Since 2000, 60 new medical schools have been accredited in the U.S., including 33 allopathic MD programs and 27 osteopathic DO programs, in the hopes of helping mitigate this shortage. Established medical schools are also expanding their class sizes each year. In 2025, total enrollment at U.S. MD-granting schools surpassed 100,000 students. By comparison, the number of residency positions available has only risen an average of 1% annually.
This bottleneck leaves thousands of qualified, ambitious student doctors without a job, unable to obtain a medical license and practice. In New York, physicians must complete one year of accredited postgraduate residency training to qualify for licensure. Without this year of experience, they can’t practice medicine.
Medical schools are fully aware of the imbalance. Seventy-five percent of medical school deans report concerns about the availability of residency slots, and 44% worry that their own incoming classes won’t secure training positions. Schools can’t responsibly continue to increase enrollment without ensuring there are residency spots on the other side.
Enrollment has grown, but training spots haven’t kept pace. As a result, further expansion is likely to slow. In 2006, the Association of American Medical Colleges called for a 30% expansion in medical school enrollment to help fend off the physician shortage. This goal has been met, but without a corresponding increase in residency positions, more and more students are facing a dead end.

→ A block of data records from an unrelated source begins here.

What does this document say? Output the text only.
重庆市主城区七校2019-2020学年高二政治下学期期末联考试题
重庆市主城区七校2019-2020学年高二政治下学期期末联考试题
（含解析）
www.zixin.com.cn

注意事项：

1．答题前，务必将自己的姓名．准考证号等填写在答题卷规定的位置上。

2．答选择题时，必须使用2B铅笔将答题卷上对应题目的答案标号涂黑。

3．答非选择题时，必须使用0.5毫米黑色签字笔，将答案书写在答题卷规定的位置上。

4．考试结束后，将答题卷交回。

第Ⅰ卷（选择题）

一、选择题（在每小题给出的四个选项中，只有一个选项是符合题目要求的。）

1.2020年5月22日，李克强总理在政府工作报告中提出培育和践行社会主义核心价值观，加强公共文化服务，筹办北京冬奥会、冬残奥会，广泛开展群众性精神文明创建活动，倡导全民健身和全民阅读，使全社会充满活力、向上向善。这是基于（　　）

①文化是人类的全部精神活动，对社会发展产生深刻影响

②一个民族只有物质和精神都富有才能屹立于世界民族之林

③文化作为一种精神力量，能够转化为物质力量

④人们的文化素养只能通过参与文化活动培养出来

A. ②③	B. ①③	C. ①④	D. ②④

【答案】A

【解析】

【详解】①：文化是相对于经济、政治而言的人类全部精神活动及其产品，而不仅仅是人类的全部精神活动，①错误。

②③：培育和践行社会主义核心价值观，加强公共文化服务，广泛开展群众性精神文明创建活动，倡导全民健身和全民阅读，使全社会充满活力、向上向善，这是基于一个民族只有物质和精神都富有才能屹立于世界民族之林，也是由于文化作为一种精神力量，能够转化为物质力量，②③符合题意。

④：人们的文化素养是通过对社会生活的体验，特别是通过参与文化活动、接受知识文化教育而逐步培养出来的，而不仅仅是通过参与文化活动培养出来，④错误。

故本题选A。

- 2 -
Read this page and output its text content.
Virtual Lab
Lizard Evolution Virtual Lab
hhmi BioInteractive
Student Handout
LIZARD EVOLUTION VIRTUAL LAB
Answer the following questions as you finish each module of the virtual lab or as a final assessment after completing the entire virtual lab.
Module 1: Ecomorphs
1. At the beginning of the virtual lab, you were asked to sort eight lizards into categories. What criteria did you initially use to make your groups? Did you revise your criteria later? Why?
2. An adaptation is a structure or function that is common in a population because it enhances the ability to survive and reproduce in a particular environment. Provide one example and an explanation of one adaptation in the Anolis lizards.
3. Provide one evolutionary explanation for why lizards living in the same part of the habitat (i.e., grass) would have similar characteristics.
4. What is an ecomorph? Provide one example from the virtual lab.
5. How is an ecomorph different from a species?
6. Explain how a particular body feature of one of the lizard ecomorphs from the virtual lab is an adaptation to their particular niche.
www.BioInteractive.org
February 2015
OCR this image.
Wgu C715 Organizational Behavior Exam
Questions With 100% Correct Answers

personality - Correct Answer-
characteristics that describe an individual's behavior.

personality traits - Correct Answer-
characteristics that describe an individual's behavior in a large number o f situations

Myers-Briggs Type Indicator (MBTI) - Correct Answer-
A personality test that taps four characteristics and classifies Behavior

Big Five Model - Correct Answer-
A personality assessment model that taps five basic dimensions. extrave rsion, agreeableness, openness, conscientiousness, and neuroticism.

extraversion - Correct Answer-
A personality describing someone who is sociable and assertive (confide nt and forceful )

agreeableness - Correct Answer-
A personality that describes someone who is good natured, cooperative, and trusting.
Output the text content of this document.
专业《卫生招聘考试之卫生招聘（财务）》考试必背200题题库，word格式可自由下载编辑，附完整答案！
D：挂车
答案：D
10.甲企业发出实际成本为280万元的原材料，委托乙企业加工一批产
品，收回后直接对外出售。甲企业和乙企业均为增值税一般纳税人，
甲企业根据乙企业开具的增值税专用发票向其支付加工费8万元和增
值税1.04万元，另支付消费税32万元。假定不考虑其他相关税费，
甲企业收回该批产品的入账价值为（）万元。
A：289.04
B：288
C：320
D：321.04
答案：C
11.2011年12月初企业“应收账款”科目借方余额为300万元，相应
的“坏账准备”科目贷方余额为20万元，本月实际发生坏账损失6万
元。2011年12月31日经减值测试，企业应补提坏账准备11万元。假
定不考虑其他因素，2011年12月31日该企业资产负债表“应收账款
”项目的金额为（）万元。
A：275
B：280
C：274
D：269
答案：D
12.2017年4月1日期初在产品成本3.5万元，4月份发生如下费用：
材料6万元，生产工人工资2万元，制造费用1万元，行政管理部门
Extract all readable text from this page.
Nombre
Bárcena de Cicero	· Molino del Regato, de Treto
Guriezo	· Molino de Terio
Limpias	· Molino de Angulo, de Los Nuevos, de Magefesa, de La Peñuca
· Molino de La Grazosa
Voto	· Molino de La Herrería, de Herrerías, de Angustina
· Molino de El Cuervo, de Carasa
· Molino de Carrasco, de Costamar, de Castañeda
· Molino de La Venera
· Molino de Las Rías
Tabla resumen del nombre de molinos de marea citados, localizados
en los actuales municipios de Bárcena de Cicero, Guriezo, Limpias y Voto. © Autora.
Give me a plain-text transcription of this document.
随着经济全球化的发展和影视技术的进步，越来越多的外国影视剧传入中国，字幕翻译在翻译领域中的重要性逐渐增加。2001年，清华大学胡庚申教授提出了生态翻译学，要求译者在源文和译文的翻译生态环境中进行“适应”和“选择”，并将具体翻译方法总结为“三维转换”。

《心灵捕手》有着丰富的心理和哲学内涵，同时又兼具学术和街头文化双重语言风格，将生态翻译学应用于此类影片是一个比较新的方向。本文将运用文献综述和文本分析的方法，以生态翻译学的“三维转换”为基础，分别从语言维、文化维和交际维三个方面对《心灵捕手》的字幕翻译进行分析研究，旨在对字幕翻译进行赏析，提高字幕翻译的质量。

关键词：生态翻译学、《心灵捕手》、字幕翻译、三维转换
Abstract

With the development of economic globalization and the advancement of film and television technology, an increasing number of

Coming to this country with a medical degree is also not a guarantee of clinical practice. International medical graduates, who are necessary to the functioning of the U.S. health care system, face the same uncertainty. Many must reapply, repeat training or consider leaving medicine altogether if they fail to match. Each lost physician exacerbates an already fragile workforce.
Match Day should be one of the most exciting milestones of medical school. But for many students, the week will be consumed by disappointment.
Thousands of trained medical graduate students are ready to practice, but won’t. Passing the Resident Physician Shortage Reduction Act of 2025 would add 14,000 Medicare-funded residency positions over seven years. Passing H.R. 3890 won’t immediately fix the physician shortage overnight, but it would let trained doctors step in and care for patients.